On Good Luck, Reichwald freestyled almost all of his lyrics in the studio, and those careerist reflections came swimming out of his subconscious. On “Rainbow,” he sings the phrase, “I could have had it all / I didn’t wanna have it,” which articulates his resistance to sacrificing an iota of his artsy integrity, along with a conscious decision to remain in that spinning limbo.


“To strive for something is, for me, the most pretty thing, rather than to achieve something,” Reichwald says. “Because then you’re at this place once you have nothing.”


The other themes that are sprinkled while in the record — love, loneliness, oneness — can all be interpreted by means of the lens of luck and its inherent dichotomies.
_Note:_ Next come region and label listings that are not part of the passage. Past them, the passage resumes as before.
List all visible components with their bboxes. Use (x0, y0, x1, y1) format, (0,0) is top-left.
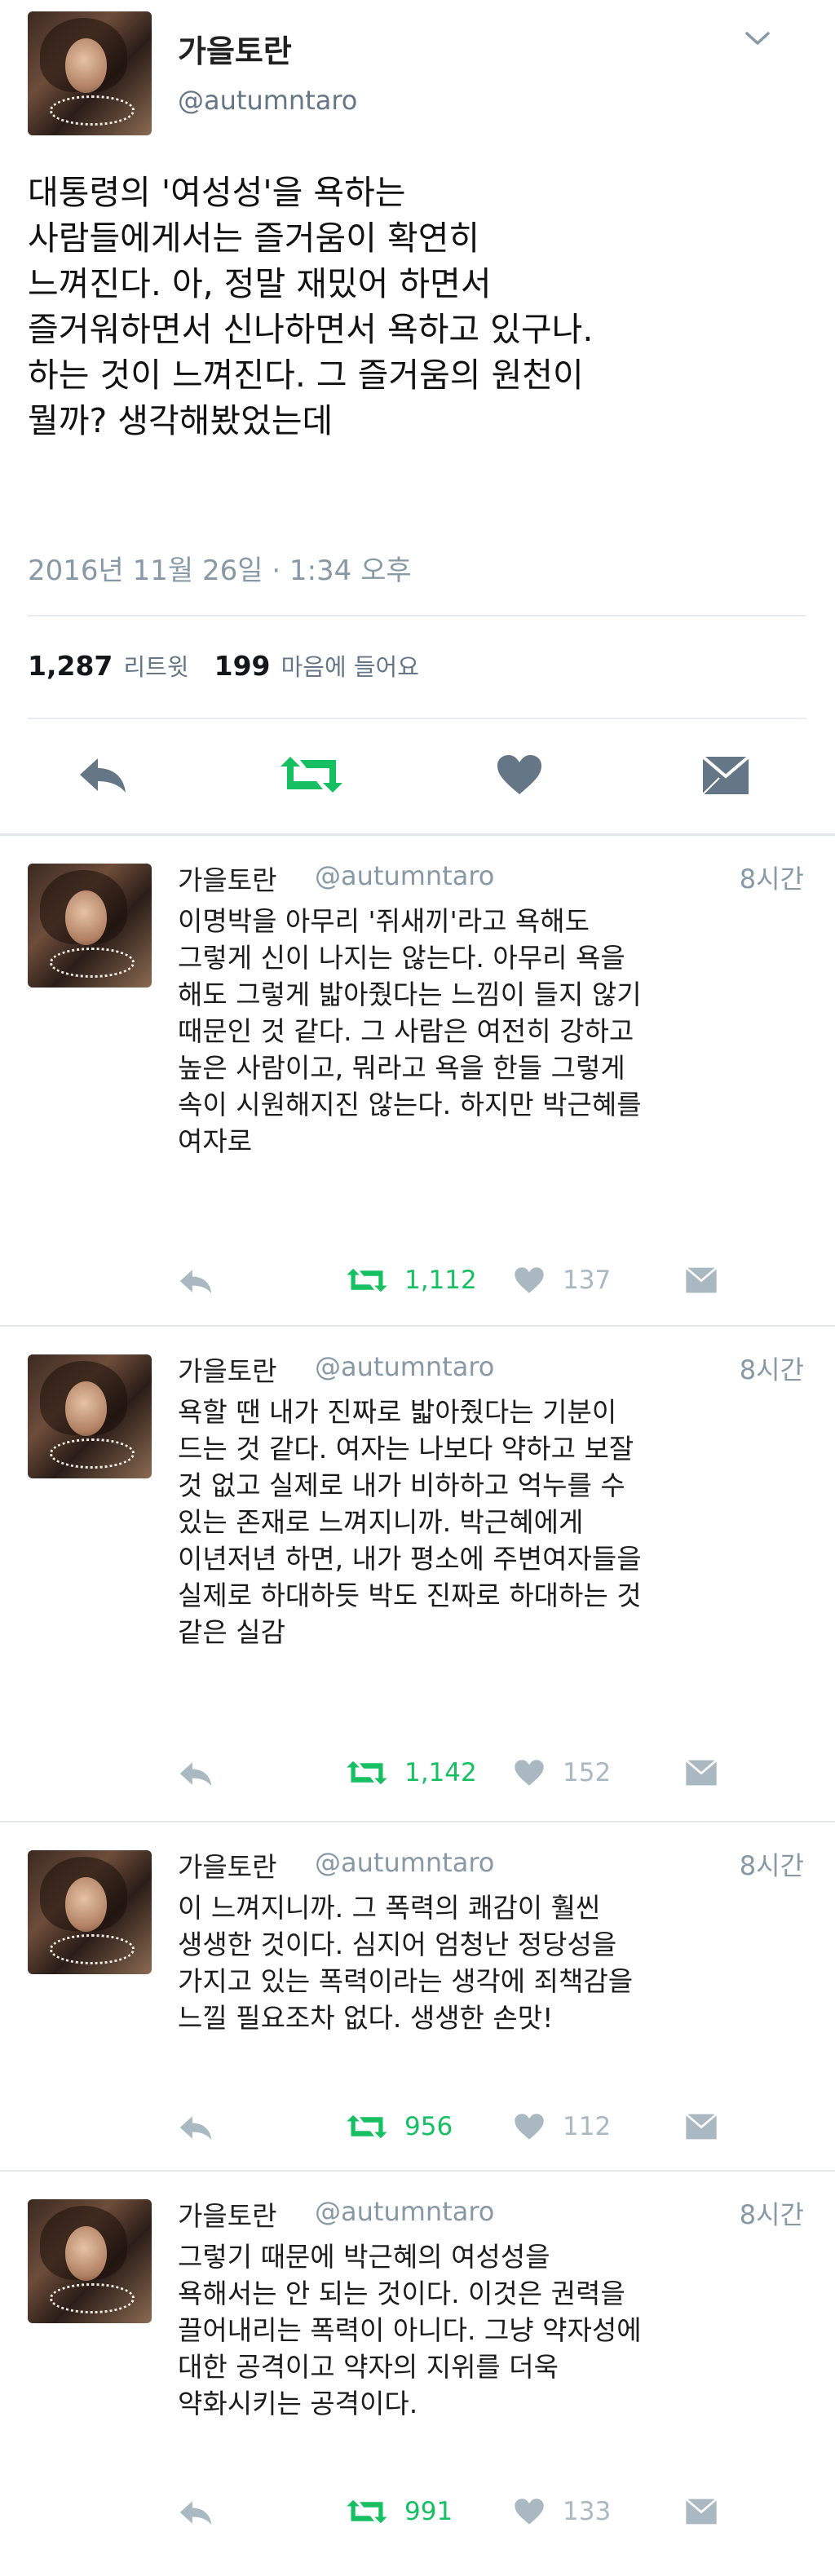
reply-author-name[interactable]: 가을토란 (178, 859, 276, 898)
reply-icon[interactable] (77, 753, 129, 796)
avatar[interactable] (28, 2199, 152, 2323)
reply-text: 그렇기 때문에 박근혜의 여성성을 욕해서는 안 되는 것이다. 이것은 권력을… (178, 2241, 642, 2419)
reply-text: 이명박을 아무리 '쥐새끼'라고 욕해도 그렇게 신이 나지는 않는다. 아무리… (178, 905, 642, 1157)
avatar[interactable] (28, 11, 152, 135)
tweet-detail-screen: { "main_tweet": { "name": "가을토란", "handl… (0, 0, 835, 2576)
reply-icon[interactable] (178, 2113, 214, 2142)
divider (28, 615, 806, 616)
like-count[interactable]: 199 (214, 650, 271, 682)
heart-icon[interactable] (514, 1759, 545, 1787)
reply-text: 이 느껴지니까. 그 폭력의 쾌감이 훨씬 생생한 것이다. 심지어 엄청난 정… (178, 1892, 634, 2034)
like-count: 137 (563, 1266, 612, 1295)
reply-author-handle[interactable]: @autumntaro (315, 1847, 494, 1878)
reply-author-handle[interactable]: @autumntaro (315, 1351, 494, 1382)
retweet-count: 956 (404, 2112, 453, 2141)
reply-time: 8시간 (739, 1354, 804, 1385)
heart-icon[interactable] (496, 753, 543, 796)
heart-icon[interactable] (514, 1266, 545, 1294)
reply-tweet[interactable]: 가을토란 @autumntaro 8시간 이 느껴지니까. 그 폭력의 쾌감이 … (0, 1823, 835, 2172)
author-handle[interactable]: @autumntaro (178, 85, 357, 116)
reply-icon[interactable] (178, 1759, 214, 1788)
message-icon[interactable] (685, 1266, 718, 1294)
heart-icon[interactable] (514, 2498, 545, 2525)
reply-author-name[interactable]: 가을토란 (178, 2194, 276, 2234)
divider (28, 718, 806, 719)
chevron-down-icon[interactable] (744, 29, 771, 47)
retweet-icon[interactable] (346, 2498, 388, 2525)
reply-tweet[interactable]: 가을토란 @autumntaro 8시간 이명박을 아무리 '쥐새끼'라고 욕해… (0, 836, 835, 1327)
message-icon[interactable] (701, 755, 750, 796)
like-label[interactable]: 마음에 들어요 (281, 653, 419, 681)
reply-icon[interactable] (178, 1266, 214, 1296)
reply-time: 8시간 (739, 1850, 804, 1881)
reply-text: 욕할 땐 내가 진짜로 밟아줬다는 기분이 드는 것 같다. 여자는 나보다 약… (178, 1396, 642, 1648)
retweet-icon[interactable] (346, 1266, 388, 1294)
retweet-count: 991 (404, 2497, 453, 2526)
like-count: 152 (563, 1758, 612, 1787)
message-icon[interactable] (685, 2113, 718, 2141)
reply-author-handle[interactable]: @autumntaro (315, 2196, 494, 2227)
tweet-timestamp: 2016년 11월 26일 · 1:34 오후 (28, 555, 412, 587)
message-icon[interactable] (685, 2498, 718, 2525)
retweet-icon[interactable] (346, 2113, 388, 2141)
reply-time: 8시간 (739, 2199, 804, 2230)
retweet-count: 1,142 (404, 1758, 477, 1787)
reply-author-name[interactable]: 가을토란 (178, 1845, 276, 1885)
message-icon[interactable] (685, 1759, 718, 1787)
heart-icon[interactable] (514, 2113, 545, 2141)
retweet-count[interactable]: 1,287 (28, 650, 113, 682)
tweet-text: 대통령의 '여성성'을 욕하는 사람들에게서는 즐거움이 확연히 느껴진다. 아… (28, 173, 594, 440)
avatar[interactable] (28, 1850, 152, 1974)
avatar[interactable] (28, 1354, 152, 1478)
reply-tweet[interactable]: 가을토란 @autumntaro 8시간 그렇기 때문에 박근혜의 여성성을 욕… (0, 2172, 835, 2576)
retweet-label[interactable]: 리트윗 (123, 653, 188, 681)
tweet-stats: 1,287 리트윗 199 마음에 들어요 (28, 648, 419, 683)
avatar[interactable] (28, 864, 152, 988)
retweet-count: 1,112 (404, 1266, 477, 1295)
reply-tweet[interactable]: 가을토란 @autumntaro 8시간 욕할 땐 내가 진짜로 밟아줬다는 기… (0, 1327, 835, 1823)
reply-time: 8시간 (739, 864, 804, 895)
reply-author-handle[interactable]: @autumntaro (315, 860, 494, 891)
retweet-icon[interactable] (279, 753, 344, 796)
reply-icon[interactable] (178, 2498, 214, 2527)
retweet-icon[interactable] (346, 1759, 388, 1787)
like-count: 133 (563, 2497, 612, 2526)
like-count: 112 (563, 2112, 612, 2141)
author-name[interactable]: 가을토란 (178, 26, 292, 71)
reply-author-name[interactable]: 가을토란 (178, 1350, 276, 1389)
On the muted club track “Sun,” Reichwald sings, “Not a fault / Not a wrong / Nothing’s off,” which is his way of difficult ideas of right, wrong, lucky, and unlucky with a commitment to the eternal in-between. While in the chorus of “Rainbow,” Reichwald asks the simple question, “Do you believe in love?,” Which sounds like a parallel to asking “Do you believe in luck?”


”To me, all of this stuff is still the same coin-spinning sort of mechanic,” Tokdemir says. “It’s not talking about the one thing or the other thing, it’s about portraying the tension of those ways of seeing it. It’s more the relation of two things than it is the one or the other.”